Whole blood was collected into heparin-containing tubes and centrifuged at 3000 × g and 4 °C for 10 min to separate plasma and RBCs. After centrifugation, 100 μL of RBCs was haemolysed with 400 μL of 5% 5-sulfosalicylic acid solution (Wako Pure Chemical Industries), and the samples were centrifuged at 8000 × g for 10 min to remove proteins. The supernatants were collected and assayed for glutathione using a GSSG/GSH Quantification Kit (Dojindo) according to the manufacturer’s protocol (Please see: http://www.dojindo.com/store/p/824-GSSG/GSH-Quantification-Kit.html). The absorbance at 412 nm was measured using a Varioskan LUX plate reader (Thermo Fisher Scientific, Kanagawa, Japan). To quantify GSSG and GSH individually, GSH was masked with masking solution before quantification, and GSH was calculated on the basis of the formula GSH = total glutathione − GSSG × 2.

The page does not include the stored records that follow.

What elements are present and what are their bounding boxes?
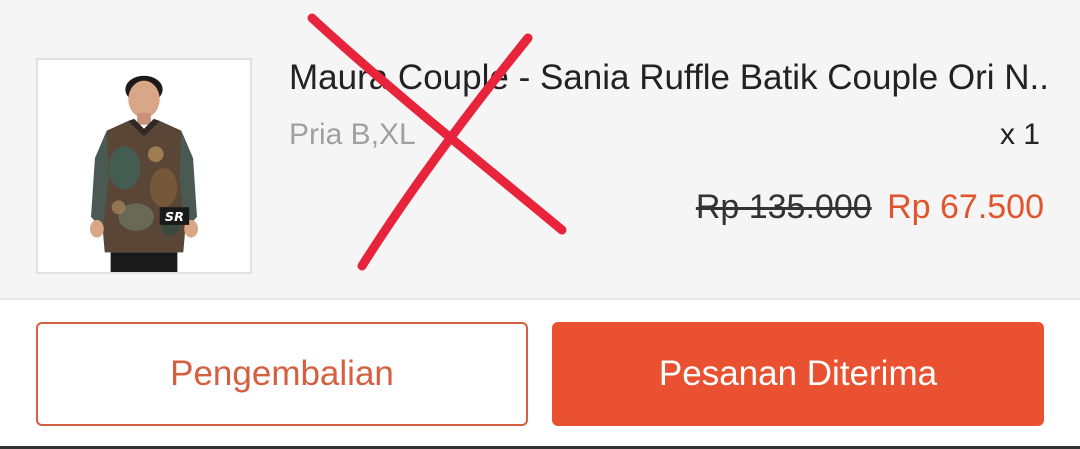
product-quantity: x 1: [999, 118, 1040, 151]
price-row: Rp 135.000 Rp 67.500: [696, 188, 1044, 227]
sr-watermark: SR: [165, 210, 184, 225]
product-image[interactable]: SR: [36, 58, 252, 274]
product-variant: Pria B,XL: [289, 118, 416, 151]
original-price: Rp 135.000: [695, 188, 872, 226]
return-button[interactable]: Pengembalian: [36, 322, 528, 426]
order-received-button[interactable]: Pesanan Diterima: [552, 322, 1044, 426]
order-item-card[interactable]: SR Maura Couple - Sania Ruffle Batik Cou…: [0, 0, 1080, 300]
sale-price: Rp 67.500: [887, 188, 1044, 226]
batik-shirt-model-photo: SR: [90, 75, 198, 272]
product-title[interactable]: Maura Couple - Sania Ruffle Batik Couple…: [289, 58, 1049, 98]
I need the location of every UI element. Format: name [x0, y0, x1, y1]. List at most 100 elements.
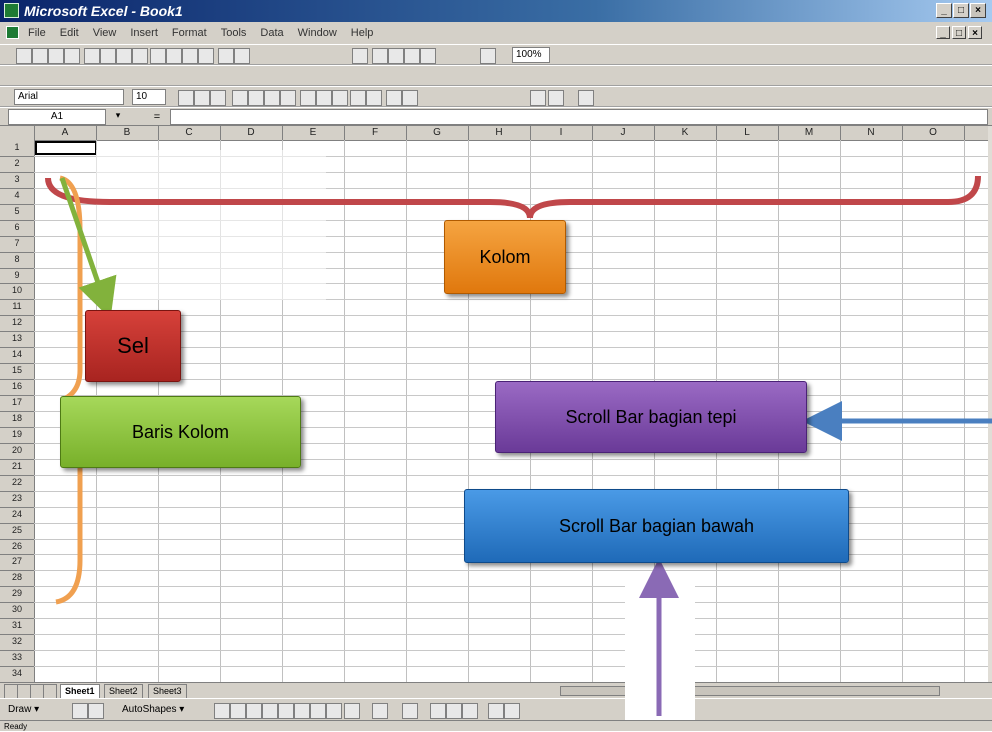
name-box[interactable]: A1 [8, 109, 106, 125]
row-header-3[interactable]: 3 [0, 172, 34, 189]
sheet-tab-sheet2[interactable]: Sheet2 [104, 684, 143, 699]
workbook-icon[interactable] [6, 26, 19, 39]
font-color-icon[interactable] [578, 90, 594, 106]
minimize-button[interactable]: _ [936, 3, 952, 18]
row-header-7[interactable]: 7 [0, 236, 34, 253]
row-header-5[interactable]: 5 [0, 204, 34, 221]
decrease-decimal-icon[interactable] [366, 90, 382, 106]
borders-icon[interactable] [530, 90, 546, 106]
column-header-k[interactable]: K [654, 126, 717, 140]
print-preview-icon[interactable] [100, 48, 116, 64]
autoshapes-button[interactable]: AutoShapes ▾ [122, 699, 184, 721]
active-cell-a1[interactable] [35, 141, 97, 155]
menu-window[interactable]: Window [298, 22, 337, 44]
print-icon[interactable] [84, 48, 100, 64]
column-header-m[interactable]: M [778, 126, 841, 140]
align-left-icon[interactable] [232, 90, 248, 106]
redo-icon[interactable] [234, 48, 250, 64]
menu-view[interactable]: View [93, 22, 117, 44]
save-icon[interactable] [48, 48, 64, 64]
row-header-12[interactable]: 12 [0, 315, 34, 333]
vertical-scrollbar[interactable] [988, 126, 992, 682]
font-name-box[interactable]: Arial [14, 89, 124, 105]
doc-restore-button[interactable]: □ [952, 26, 966, 39]
column-header-d[interactable]: D [220, 126, 283, 140]
row-header-18[interactable]: 18 [0, 411, 34, 428]
row-header-2[interactable]: 2 [0, 156, 34, 173]
row-header-20[interactable]: 20 [0, 443, 34, 460]
row-header-25[interactable]: 25 [0, 523, 34, 540]
underline-icon[interactable] [210, 90, 226, 106]
row-header-17[interactable]: 17 [0, 395, 34, 412]
column-header-n[interactable]: N [840, 126, 903, 140]
doc-close-button[interactable]: × [968, 26, 982, 39]
column-header-b[interactable]: B [96, 126, 159, 140]
column-header-f[interactable]: F [344, 126, 407, 140]
zoom-box[interactable]: 100% [512, 47, 550, 63]
fill-color-draw-icon[interactable] [344, 703, 360, 719]
column-header-a[interactable]: A [34, 126, 97, 140]
maximize-button[interactable]: □ [953, 3, 969, 18]
shadow-icon[interactable] [488, 703, 504, 719]
spelling-icon[interactable] [116, 48, 132, 64]
format-painter-icon[interactable] [198, 48, 214, 64]
close-button[interactable]: × [970, 3, 986, 18]
research-icon[interactable] [132, 48, 148, 64]
row-header-33[interactable]: 33 [0, 650, 34, 668]
3d-icon[interactable] [504, 703, 520, 719]
row-header-9[interactable]: 9 [0, 268, 34, 285]
draw-menu-button[interactable]: Draw ▾ [8, 699, 39, 721]
menu-insert[interactable]: Insert [130, 22, 158, 44]
clip-art-icon[interactable] [310, 703, 326, 719]
rectangle-icon[interactable] [230, 703, 246, 719]
row-header-11[interactable]: 11 [0, 299, 34, 317]
center-icon[interactable] [248, 90, 264, 106]
sort-desc-icon[interactable] [404, 48, 420, 64]
row-header-6[interactable]: 6 [0, 220, 34, 237]
column-header-j[interactable]: J [592, 126, 655, 140]
increase-decimal-icon[interactable] [350, 90, 366, 106]
increase-indent-icon[interactable] [402, 90, 418, 106]
arrow-icon[interactable] [214, 703, 230, 719]
autosum-icon[interactable] [372, 48, 388, 64]
row-header-34[interactable]: 34 [0, 666, 34, 682]
menu-edit[interactable]: Edit [60, 22, 79, 44]
row-header-27[interactable]: 27 [0, 554, 34, 572]
font-color-draw-icon[interactable] [402, 703, 418, 719]
row-header-30[interactable]: 30 [0, 602, 34, 620]
arrow-style-icon[interactable] [462, 703, 478, 719]
row-header-13[interactable]: 13 [0, 331, 34, 349]
textbox-icon[interactable] [262, 703, 278, 719]
oval-icon[interactable] [246, 703, 262, 719]
currency-icon[interactable] [300, 90, 316, 106]
row-header-15[interactable]: 15 [0, 363, 34, 381]
font-size-box[interactable]: 10 [132, 89, 166, 105]
row-header-8[interactable]: 8 [0, 252, 34, 269]
select-objects-icon[interactable] [72, 703, 88, 719]
italic-icon[interactable] [194, 90, 210, 106]
column-header-e[interactable]: E [282, 126, 345, 140]
wordart-icon[interactable] [278, 703, 294, 719]
picture-icon[interactable] [326, 703, 342, 719]
sheet-nav-first-icon[interactable] [4, 684, 18, 699]
formula-input[interactable] [170, 109, 988, 125]
fill-color-icon[interactable] [548, 90, 564, 106]
excel-app-icon[interactable] [4, 3, 19, 18]
row-header-28[interactable]: 28 [0, 570, 34, 588]
column-header-g[interactable]: G [406, 126, 469, 140]
undo-icon[interactable] [218, 48, 234, 64]
chart-wizard-icon[interactable] [420, 48, 436, 64]
sort-asc-icon[interactable] [388, 48, 404, 64]
menu-data[interactable]: Data [260, 22, 283, 44]
percent-icon[interactable] [316, 90, 332, 106]
row-header-24[interactable]: 24 [0, 507, 34, 524]
sheet-nav-prev-icon[interactable] [17, 684, 31, 699]
row-header-14[interactable]: 14 [0, 347, 34, 365]
diagram-icon[interactable] [294, 703, 310, 719]
menu-file[interactable]: File [28, 22, 46, 44]
column-header-i[interactable]: I [530, 126, 593, 140]
open-icon[interactable] [32, 48, 48, 64]
copy-icon[interactable] [166, 48, 182, 64]
column-header-o[interactable]: O [902, 126, 965, 140]
line-color-icon[interactable] [372, 703, 388, 719]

Measurement of plasma anti-oxidant capacity and hydroperoxide level

Whole blood was collected into heparin-containing tubes and centrifuged at 3000 × g and 4 °C for 10 min to separate plasma and RBCs. Plasma anti-oxidant capacity and hydroperoxide level were analysed using an i-Pack Oxystress Test (ARKRAY, Kyoto, Japan)34. Absorbance was measured using a Spotchem IM (ARKRAY). Briefly, the anti-oxidant capacity was evaluated by measuring the ability of the sample to reduce ferric (Fe3+) ions to ferrous (Fe2+) ions. The hydroperoxide level was evaluated by measuring the alkoxy radical (RO•) or peroxy radical (ROO•) levels after the addition of ferric and ferrous ions.

Complete blood counts

Orbital blood was collected into heparin-containing tubes. The samples were analysed using a pocH®-100iV instrument (Sysmex, Hyogo, Japan).

Statistical analysis

The mean and standard deviation (SD) were calculated for each data point. Welch’s t-test was used to analyse the statistical significance of differences between groups. Pearson’s correlation coefficient test was used to analyse the significance of correlation coefficients. Values of P < 0.05 were considered to indicate statistical significance for both tests.

Ethical considerations

All animal experiments were performed in accordance with the Animal Care Guidelines of the University of Occupational and Environmental Health, Japan (UOEH.J.). The animal husbandry procedures and animal experiments were consistent with the Regulations on Animal Experimentation of the UOEH.J. and were approved by the Animal Experiment Committee of the UOEH.J. (Permit Number: AE15-009). Mice were euthanized after experiments by the administration of CO2.

Data availability

The data that support the findings of this study are available from the corresponding author upon reasonable request.